Similarly, his 1984 paper on delegated monitoring explains how diversified banks save on the costs of monitoring firms. Essentially, instead of savers each having to incur costs of monitoring borrowing firms, the bank does it for them. But that leads to an obvious question. Who monitors the monitor? Doug’s answer is simple but illuminating. Because the bank diversifies lending across a lot of borrowers, the bank’s returns are more predictably smooth than the return for any individual borrower. As a result, the bank can issue debt to savers, which they do not need to monitor. Under most circumstances, the bank will make debt repayments, under very rare circumstances, it will default, but since the penalties associated with default are so high, it will never do so willfully. Overall, the bank is an institution that saves on transaction costs, explaining why its form has survived across millennia.
The insights in these papers are deep, and a few generations of researchers (including me) have spent careers writing papers that build on them. The papers have also influenced policy makers – Ben Bernanke, a fellow laureate, later said that Diamond-Dybvig was required reading as the Fed grappled with the financial crisis in 2007-2009.

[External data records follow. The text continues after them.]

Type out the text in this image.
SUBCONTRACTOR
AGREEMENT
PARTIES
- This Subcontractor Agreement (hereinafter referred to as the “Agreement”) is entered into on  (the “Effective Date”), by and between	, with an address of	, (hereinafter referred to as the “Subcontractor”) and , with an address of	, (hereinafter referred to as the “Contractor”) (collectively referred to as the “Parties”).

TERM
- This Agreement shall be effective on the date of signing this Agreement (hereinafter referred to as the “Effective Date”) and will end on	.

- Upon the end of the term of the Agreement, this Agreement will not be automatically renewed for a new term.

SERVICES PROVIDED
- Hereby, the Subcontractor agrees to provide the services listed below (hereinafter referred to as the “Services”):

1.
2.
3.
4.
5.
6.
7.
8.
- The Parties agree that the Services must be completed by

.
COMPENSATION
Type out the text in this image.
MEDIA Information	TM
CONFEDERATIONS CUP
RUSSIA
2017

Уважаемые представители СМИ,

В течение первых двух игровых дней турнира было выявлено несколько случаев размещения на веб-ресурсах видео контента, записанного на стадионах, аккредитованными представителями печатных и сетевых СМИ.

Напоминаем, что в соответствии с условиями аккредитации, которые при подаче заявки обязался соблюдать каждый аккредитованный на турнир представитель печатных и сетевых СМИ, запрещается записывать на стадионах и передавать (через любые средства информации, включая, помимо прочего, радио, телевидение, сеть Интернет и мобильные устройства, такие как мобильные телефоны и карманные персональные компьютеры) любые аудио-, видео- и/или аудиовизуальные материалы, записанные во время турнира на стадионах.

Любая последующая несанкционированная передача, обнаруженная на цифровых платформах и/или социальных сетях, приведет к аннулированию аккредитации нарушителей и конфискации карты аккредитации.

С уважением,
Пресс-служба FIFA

I have known Doug since I joined Chicago in 1991. He is one of the smartest people I know (I say “one of” to avoid upsetting anyone). He is incredibly quick in understanding ideas and getting their essence. But unlike many academics with that kind of capability, he is also very modest and extremely kind. He is generous with his time, as verified by the legions of Ph.D. students he has had, and who remember their time with him fondly. Doug has a wicked sense of humor, delivering zingers in seminars and faculty lunches with a deadpan expression, but never at anyone’s expense. His colleagues also know him as the person who knows everything that is worth knowing, ranging from obscure papers on arcane subjects to which laptops one should order, and which credit cards offer the best deals.
For me, Doug embodies the ideal university professor, and he has been a mentor and a friend since the day I interviewed with him (and Rob Vishny) for a position at Chicago. The Nobel Prize is, of course, richly deserved because of the intellectual and practical influence his work has had. It also could not have gone to a better person.